À cette époque, ils ne savaient pas s’il existait plus d’une sorte de champignon mycorhizien arbusculaire, jusqu’en 1955 où B. Mosse et ses collègues arrivent à en identifier d’autres. 

En 1961, Victoria Barrett, de l’université Auburn d’Alabama, annonce qu’elle avait réussi à isoler et cultiver des champignons mycorhiziens arbusculaires sur support de graines de chanvre. Elle l’a baptisé Rhizophagus.

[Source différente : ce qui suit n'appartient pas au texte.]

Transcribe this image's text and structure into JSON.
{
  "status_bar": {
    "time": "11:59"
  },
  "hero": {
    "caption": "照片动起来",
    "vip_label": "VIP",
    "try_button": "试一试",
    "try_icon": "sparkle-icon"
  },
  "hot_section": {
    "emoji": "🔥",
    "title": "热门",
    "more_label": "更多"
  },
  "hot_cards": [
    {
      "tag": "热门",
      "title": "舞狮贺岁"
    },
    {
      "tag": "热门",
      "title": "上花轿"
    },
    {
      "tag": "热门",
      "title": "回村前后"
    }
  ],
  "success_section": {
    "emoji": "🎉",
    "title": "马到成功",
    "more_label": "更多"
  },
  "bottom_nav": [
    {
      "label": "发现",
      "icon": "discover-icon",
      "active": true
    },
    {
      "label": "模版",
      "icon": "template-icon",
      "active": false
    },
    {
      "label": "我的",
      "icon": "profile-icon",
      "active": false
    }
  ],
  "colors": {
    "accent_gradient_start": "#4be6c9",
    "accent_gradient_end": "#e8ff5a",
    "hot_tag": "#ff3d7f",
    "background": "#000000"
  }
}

Plusieurs champignons mycorhiziens portent le nom de chercheurs à qui nous devons ces découvertes et connaissances comme par exemple Trappe, Berch, Allen, Harley, Rayner, Schenck, Mosse, etc… Ces scientifiques ont fait des découvertes d’une portée immense et ils mériteraient davantage de reconnaissance pour les efforts qu’ils ont accomplis et les savoirs dont nous disposons maintenant pour penser et construire une agriculture plus juste et diversifiée, saine et résiliente.

RÉCOLTE DE PROGAGULES SUR LE TERRAIN

Pour prélever puis inoculer des mycorhizes, la première étape consiste à glaner les propagules dans le sol en les récoltant en bordure de champ ou en lisière de bois. Il est essentiel de collecter le plus diversifié possible, aussi veillez à récolter plusieurs échantillons de sol en plusieurs zones.

Une fois votre trésor en main, mélanger les échantillons de collecte ensemble.

Il s’agit ensuite d’extraire les particules grossières comme les brindilles, les cailloux, et autres. Ce prélèvement doit contenir une population assez large et diverse de champignons mycorhiziens indigènes qui deviendront les inoculants.

Pour déterminer les champignons mycorhiziens que vous venez de prélever, vous pouvez envoyer des échantillons en laboratoire.

TAMISAGE HUMIDE DES SPORES

Maintenant que vous avez prélevé les mycorhizes, il est nécessaire de tamiser votre récolte. Pour cela, utiliser une série de tamis de plus en plus fins pour isoler les spores du sol dans une solution. Il est possible de se procurer des tamis pour étude de sol auprès de fournisseur de laboratoire. Pour effectuer le tamisage des spores, il vous faudra un tamis de plusieurs ouvertures de mailles :

– 750 micromètres ;

– 250 micromètres ;

– 100 micromètres ;

– 50 micromètres.

La séparation par flottation est la dernière étape de ce procédé :

– Dans un solvant liquide comme de l’eau ou du glycérol ou encore du sucrose, les particules de sol dans le solvant sont suspendues à différents niveaux.

– Utiliser un gradient de densité pour mesurer les différentes densités des matériaux. Les spores fongiques sont plus lourdes que la plupart des autres matières organiques qui se trouvent dans le sol, mais tout de même moins lourdes que les minéraux.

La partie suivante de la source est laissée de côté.